PALEMBANG, SUMEKS.CO - Hakim Pengadilan Tipikor Palembang, cium adanya aliran dana fee yang turut diterima PT Waskita Karya senilai Rp25,6 miliar dari proyek pembangunan LRT Sumsel dari PT Perentjana Djaja.
Parahnya, modus yang terungkap pada persidangan yang digelar Selasa 11 Februari 2025 uang Rp25,6 miliar tersebut adalah uang pengembalian proyek yang tidak dikerjakan diserahkan di dua lokasi apartemen di Jakarta.
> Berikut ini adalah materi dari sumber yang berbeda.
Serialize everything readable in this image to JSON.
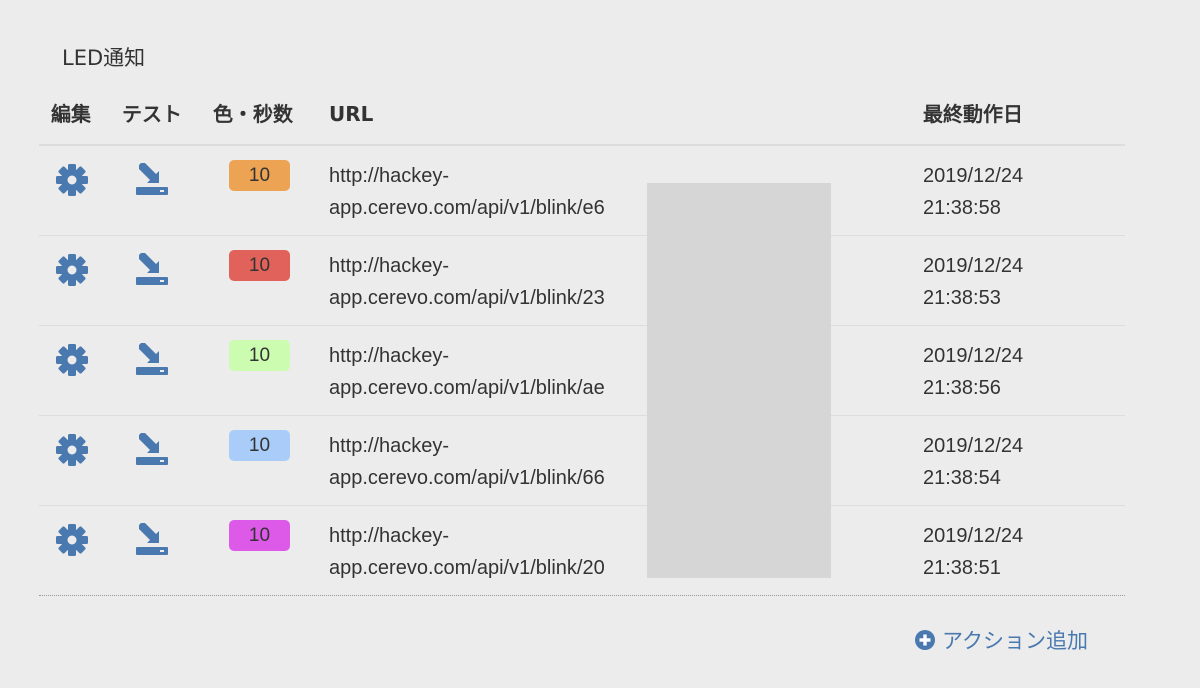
{
  "section": {
    "title": "LED通知"
  },
  "table": {
    "headers": {
      "edit": "編集",
      "test": "テスト",
      "color_seconds": "色・秒数",
      "url": "URL",
      "last_run": "最終動作日"
    },
    "rows": [
      {
        "seconds": "10",
        "color": "#eda354",
        "url_line1": "http://hackey-",
        "url_line2": "app.cerevo.com/api/v1/blink/e6",
        "date": "2019/12/24",
        "time": "21:38:58"
      },
      {
        "seconds": "10",
        "color": "#e1625b",
        "url_line1": "http://hackey-",
        "url_line2": "app.cerevo.com/api/v1/blink/23",
        "date": "2019/12/24",
        "time": "21:38:53"
      },
      {
        "seconds": "10",
        "color": "#ccfcb0",
        "url_line1": "http://hackey-",
        "url_line2": "app.cerevo.com/api/v1/blink/ae",
        "date": "2019/12/24",
        "time": "21:38:56"
      },
      {
        "seconds": "10",
        "color": "#a9cdf8",
        "url_line1": "http://hackey-",
        "url_line2": "app.cerevo.com/api/v1/blink/66",
        "date": "2019/12/24",
        "time": "21:38:54"
      },
      {
        "seconds": "10",
        "color": "#dd5ae9",
        "url_line1": "http://hackey-",
        "url_line2": "app.cerevo.com/api/v1/blink/20",
        "date": "2019/12/24",
        "time": "21:38:51"
      }
    ]
  },
  "icons": {
    "edit": "gear-icon",
    "test": "send-test-icon",
    "add": "plus-circle-icon"
  },
  "colors": {
    "accent": "#4a79b0",
    "redaction": "#d6d6d6"
  },
  "add_action": {
    "label": "アクション追加"
  }
}
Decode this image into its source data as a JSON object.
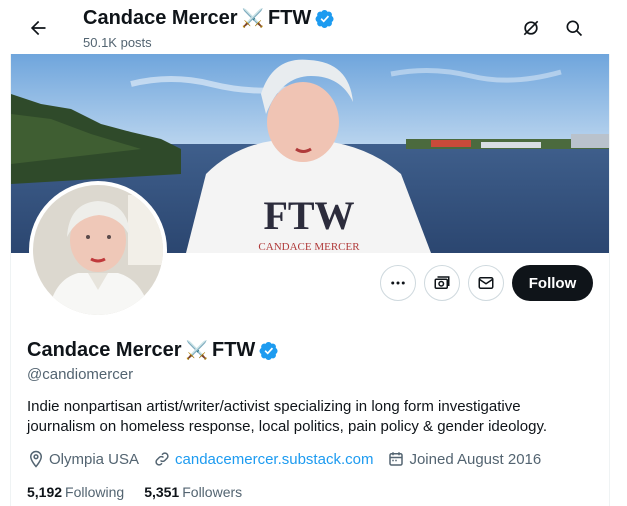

Hal itu, sebagaimana dibeberkan oleh saksi-saksi yang dihadirkan penuntut Kejati Sumsel dihadapan majelis hakim Tipikor pada PN Palembang.
Diantaranya, diungkap oleh saksi Ir Hari Suharlan selaku Wakil Direktur PT Perentjana Djaja saat menerangkan terkait adanya proyek yang tidak dikerjakan oleh PT Perentjana Djaja.
BACA JUGA:LRT Sumsel Hadirkan Kemudahan Pembayaran Non Tunai untuk Tingkatkan Kenyamanan Penumpang
"Semua sudah dikerjakan oleh pihak PT Perentjana Djaya sebagaimana kontrak, namun ada satu tahapan proyek yang tidak dikerjakan yang nilai kontraknya seingat saya Rp25,6 miliar," ucap saksi Hari Suharlan.
Ia menerangkan, bahwa terhadap proyek yang tidak dikerjakan itu adalah pengerjaan fasilitas operasional LRT yaitu signal kereta sebab dalam proyek itu PT Perentjana Djaja tidak ada tenaga ahli.
Suasana sidang kasus korupsi LRT Sumsel agenda pemeriksaan saksi-saksi di ruang sidang pengadilan Tipikor PN Palembang--
Ia menyebutkan, bahwa proyek pengerjaan fasilitas operasional pengadaan signal kereta LRT Sumsel tersebut untuk membayar tenaga ahli Rp25,6 miliar.
"Maka dari itu, anggaran tersebut dikembalikan Rp25,6 miliar ke PT Waskita atas perintah Dirut PT Perentjana Djaja dan almarhum pak Jamhuri project direktur LRT," ungkap saksi Hari.
Lebih lanjut diterangkan saksi Effendi, pengembalian anggaran dari kas PT Perentjana Djaja sebanyak 5 kali tahapan yang diserahkan di dua apartemen di Jakarta.
Penyerahan uang itu lanjut saksi Hari, kembali atas perintah Dirut PT Perentjana Djaja dan almarhum Jamhuri untuk menyerahkannya kepada seseorang bernama Agus karyawan PT Waskita Karya saat itu.